Released at the end of the 1960s, Downhill Racer is in every way a film of that era, and also points ahead to the maverick years coming in American cinema. Aesthetically, the movie is restrained, striving for realism and not reliant on traditional storytelling. Director of photography Brian Probyn (Badlands) worked with eight cameramen to capture the skiing, and the multiple angles lends an authenticity to the action. There are no conventional cutaways or rear projection like we might have gotten even a decade earlier. It's something more akin to actual sports documentary. The only thing that rings false is Kenyon Hopkins' music. There's something off-key about it. The horns and mandolins and overall rhythm seem more suited to a '60s cop drama on television than a movie of this kind.

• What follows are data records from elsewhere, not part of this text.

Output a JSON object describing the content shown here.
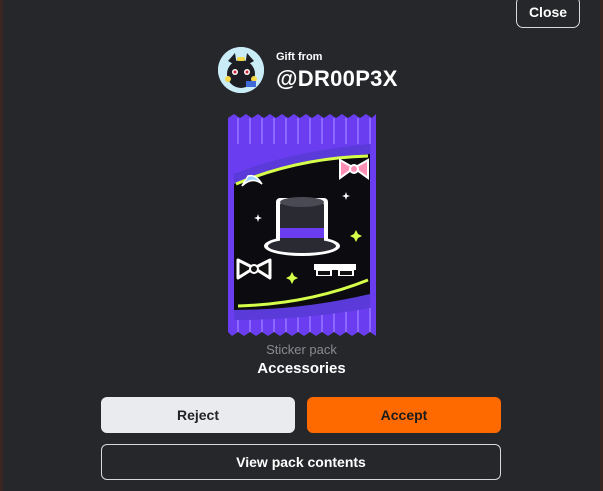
{
  "close_label": "Close",
  "gift": {
    "from_label": "Gift from",
    "username": "@DR00P3X"
  },
  "pack": {
    "type": "Sticker pack",
    "name": "Accessories",
    "colors": {
      "wrapper": "#6a3df0",
      "inner": "#0c0c10",
      "accent": "#d6ff4a"
    }
  },
  "buttons": {
    "reject": "Reject",
    "accept": "Accept",
    "view_contents": "View pack contents"
  },
  "colors": {
    "accept": "#ff6a00",
    "reject": "#e9ebee",
    "modal_bg": "#26272b"
  }
}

Downhill Racer is also thematically in line with the dissatisfaction of 1969. This movie is about demystifying heroes. David Chappellet might ski with the letters U, S, and A printed on his helmet, but there is no patriotism to it. Indeed, the way Claire has to constantly hustle for money, it's not even like the home country is lending their skiers the full support of the national consciousness. David Chappellet is an anti-hero, a guy who only fights for himself. Ironically, I don't think anyone who wasn't as classically good looking as Robert Redford could have pulled it off. In the commentary on the recent release of Broadcast News [review], during the scene at the news director's party where William Hurt's character is seen struggling with eating a deviled egg, James L. Brooks says he believes that kind of dunderheaded gag is something that is only really funny with a handsome actor; if he was dumb and unattractive, it would veer toward being pathetic. Here, too, I think Chappellet needs a certain Hollywood charisma, the performer's inherent likability, to keep him from being just another asshole. Just like it takes a performer as down to earth as Hackman to play his foil. The same way Albert Brooks knows something is wrong with William Hurt in the Brooks movie, so too does Coach Claire know that Chappellet could blow it. In both cases, those guys also know what kind of success these flawed figures are likely to achieve.
In a lesser movie, David Chappellet would find redemption. In Downhill Racer, there is only disappointment ahead. I don't want to give away which way the movie turns, that's something for you to experience, but I will say, there is no denouement. The results come in, and that's that, and I think we are meant to be unsatisfied. How did this man get here, and how did he achieve what he achieved? Good or bad, was it right? I would posit that this is a question that the culture was asking at the time, and by this point in the social movement that defined the 1960s, the question was no longer being asked of the government in so much as the counter-culture and the activists and, really, just about every citizen with a conscience, was asking him or herself. Even fighting the power has its pitfalls. David's father says it outright when his son boasts that one day he'll be champion: "The world's full of 'em."